There are a number of Toolbars out there in the wild with a nasty sting in the tail for anybody using them to login to Facebook. We’ve seen two of these so far; it’s possible there are more.
Promoted as toolbars that allow you to cheat at popular Zynga games such as Mafia Wars, they appear to be normal at first glance with a collection of links to various websites and other features common to this type of program.
Should the end-user hit the “Facebook” button, however, things start to go wrong very quickly.
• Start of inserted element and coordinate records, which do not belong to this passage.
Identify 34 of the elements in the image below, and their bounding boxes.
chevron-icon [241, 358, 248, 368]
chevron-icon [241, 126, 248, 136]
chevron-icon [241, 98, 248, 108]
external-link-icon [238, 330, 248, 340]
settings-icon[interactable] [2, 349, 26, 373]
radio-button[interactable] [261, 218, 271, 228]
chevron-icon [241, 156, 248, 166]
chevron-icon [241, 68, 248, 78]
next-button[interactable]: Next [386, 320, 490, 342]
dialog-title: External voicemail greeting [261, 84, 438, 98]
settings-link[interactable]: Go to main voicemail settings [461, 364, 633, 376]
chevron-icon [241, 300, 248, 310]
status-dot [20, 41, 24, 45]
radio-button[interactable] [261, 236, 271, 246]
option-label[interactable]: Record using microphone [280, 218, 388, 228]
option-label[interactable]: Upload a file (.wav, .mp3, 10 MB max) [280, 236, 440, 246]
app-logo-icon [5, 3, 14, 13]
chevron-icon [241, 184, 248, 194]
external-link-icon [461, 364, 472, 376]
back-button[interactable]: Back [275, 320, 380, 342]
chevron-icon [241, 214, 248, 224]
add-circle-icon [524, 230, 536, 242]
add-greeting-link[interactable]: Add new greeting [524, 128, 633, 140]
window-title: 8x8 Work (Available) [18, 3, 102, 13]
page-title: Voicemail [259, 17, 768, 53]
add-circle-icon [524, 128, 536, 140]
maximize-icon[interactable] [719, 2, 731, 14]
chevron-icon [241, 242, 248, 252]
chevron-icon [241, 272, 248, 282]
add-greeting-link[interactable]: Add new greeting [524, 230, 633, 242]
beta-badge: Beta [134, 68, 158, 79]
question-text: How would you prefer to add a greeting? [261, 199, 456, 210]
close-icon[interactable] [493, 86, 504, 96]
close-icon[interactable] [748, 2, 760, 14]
In testing, what opened up for us wasn’t the real Facebook login screen – it was a verified Facebook Phish.
Taken to apps-facebook-inthemafia(dot)tk, only the anti-phish protection in both IE and Firefox would probably have saved the end-user from entering their details into the fake page. mafiamafiamafiamafia(dot)t35(dot)com was also flagged on Phishtank, and it looks like we arrived just in time to catch the suspicious activity taking place because the t35 URL was deactivated shortly after.
The story doesn’t end there, however – once the above domain went down at around 5:20 GMT, it was around 90 minutes or less before the toolbars were now pointing to a fresh URL!
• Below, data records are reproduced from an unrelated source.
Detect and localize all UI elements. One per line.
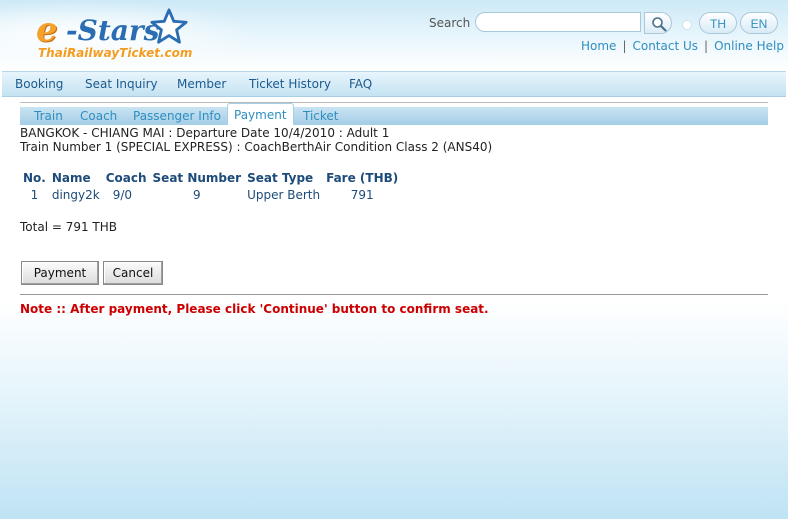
col-seat-type: Seat Type [247,171,314,185]
table-row: 1 dingy2k 9/0 9 Upper Berth 791 [20,186,401,204]
nav-seat-inquiry[interactable]: Seat Inquiry [85,77,158,91]
step-coach[interactable]: Coach [80,109,117,123]
star-icon [150,8,188,44]
content-top-rule [20,102,768,103]
col-fare: Fare (THB) [326,171,399,185]
step-payment[interactable]: Payment [227,103,294,125]
search-button[interactable] [644,12,672,34]
magnifier-icon [652,16,667,32]
nav-member[interactable]: Member [177,77,226,91]
col-name: Name [51,171,91,185]
logo-subtitle: ThaiRailwayTicket.com [38,46,193,60]
step-ticket[interactable]: Ticket [303,109,339,123]
cell-seat-number: 9 [192,188,201,202]
seat-table: No. Name Coach Seat Number Seat Type Far… [20,170,401,204]
cell-coach: 9/0 [112,188,133,202]
col-seat-number: Seat Number [152,171,242,185]
nav-faq[interactable]: FAQ [349,77,372,91]
home-link[interactable]: Home [581,39,616,53]
divider [20,294,768,295]
step-passenger-info[interactable]: Passenger Info [133,109,221,123]
table-header-row: No. Name Coach Seat Number Seat Type Far… [20,170,401,186]
col-coach: Coach [105,171,147,185]
booking-steps: Train Coach Passenger Info Payment Ticke… [20,103,768,125]
search-input[interactable] [475,12,641,32]
cell-seat-type: Upper Berth [247,188,321,202]
payment-button[interactable]: Payment [21,261,99,285]
cancel-button[interactable]: Cancel [103,261,163,285]
logo-letter-e: e [36,10,58,50]
trip-route-line: BANGKOK - CHIANG MAI : Departure Date 10… [20,126,390,140]
cell-name: dingy2k [51,188,100,202]
col-no: No. [23,171,46,185]
site-logo[interactable]: e -Stars ThaiRailwayTicket.com [36,8,196,68]
trip-train-line: Train Number 1 (SPECIAL EXPRESS) : Coach… [20,140,493,154]
site-header: e -Stars ThaiRailwayTicket.com Search TH… [0,0,788,70]
payment-note: Note :: After payment, Please click 'Con… [20,302,489,316]
nav-ticket-history[interactable]: Ticket History [249,77,331,91]
cell-fare: 791 [350,188,374,202]
lang-th-button[interactable]: TH [699,12,737,34]
contact-us-link[interactable]: Contact Us [632,39,698,53]
main-nav: Booking Seat Inquiry Member Ticket Histo… [2,71,786,97]
online-help-link[interactable]: Online Help [714,39,784,53]
nav-booking[interactable]: Booking [15,77,63,91]
search-label: Search [429,16,471,30]
cell-no: 1 [30,188,39,202]
step-train[interactable]: Train [34,109,63,123]
logo-stars-text: -Stars [66,14,160,47]
lang-en-button[interactable]: EN [740,12,778,34]
total-amount: Total = 791 THB [20,220,118,234]
separator-dot [682,20,692,30]
top-links: Home | Contact Us | Online Help [581,39,784,53]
As you can see from the above screenshot, the toolbars now took end-users to apps-inthemafias-facebook(dot)tk, which was a cover for another t35 URL: mafiawars200uk(dot)t35(dot)com. Again, it wasn’t too long before the domain looked like this:
Currently, the toolbars we have point to the real Facebook URL – the obvious danger is that they could suddenly switch to another fake site and continue harvesting Facebook logins. I’ve reported both Toolbars (which can be created by anyone through this Community Toolbar form) to Conduit, and hopefully action will be taken shortly. If we see any new phish pages linked to, I’ll update this entry.
For now, some handy tips:
1) If you install a toolbar from the ourtoolbar(dot)com domain, pay attention to what kind of toolbar it is. Does it promise “cheats” for Zynga games? If so, you might want to avoid logging into Facebook by clicking buttons on the toolbar itself.
2) If you do click a Facebook button on one of these toolbars, are you taken to a .tk domain? If so, check at the bottom of the page – the phish page creators are a little lazy, and have left a rather large clue that you’re not on the real Facebook site:
Adverts and a T35 hosting notice – probably a bit of a giveaway (you can also View Source in your browser and confirm you’re on a T35 domain and not Facebook).
We detect this as Trojan.Fbphishbar. Thanks to Adam Thomas from Sunbelt’s Malware Research Team for additional testing.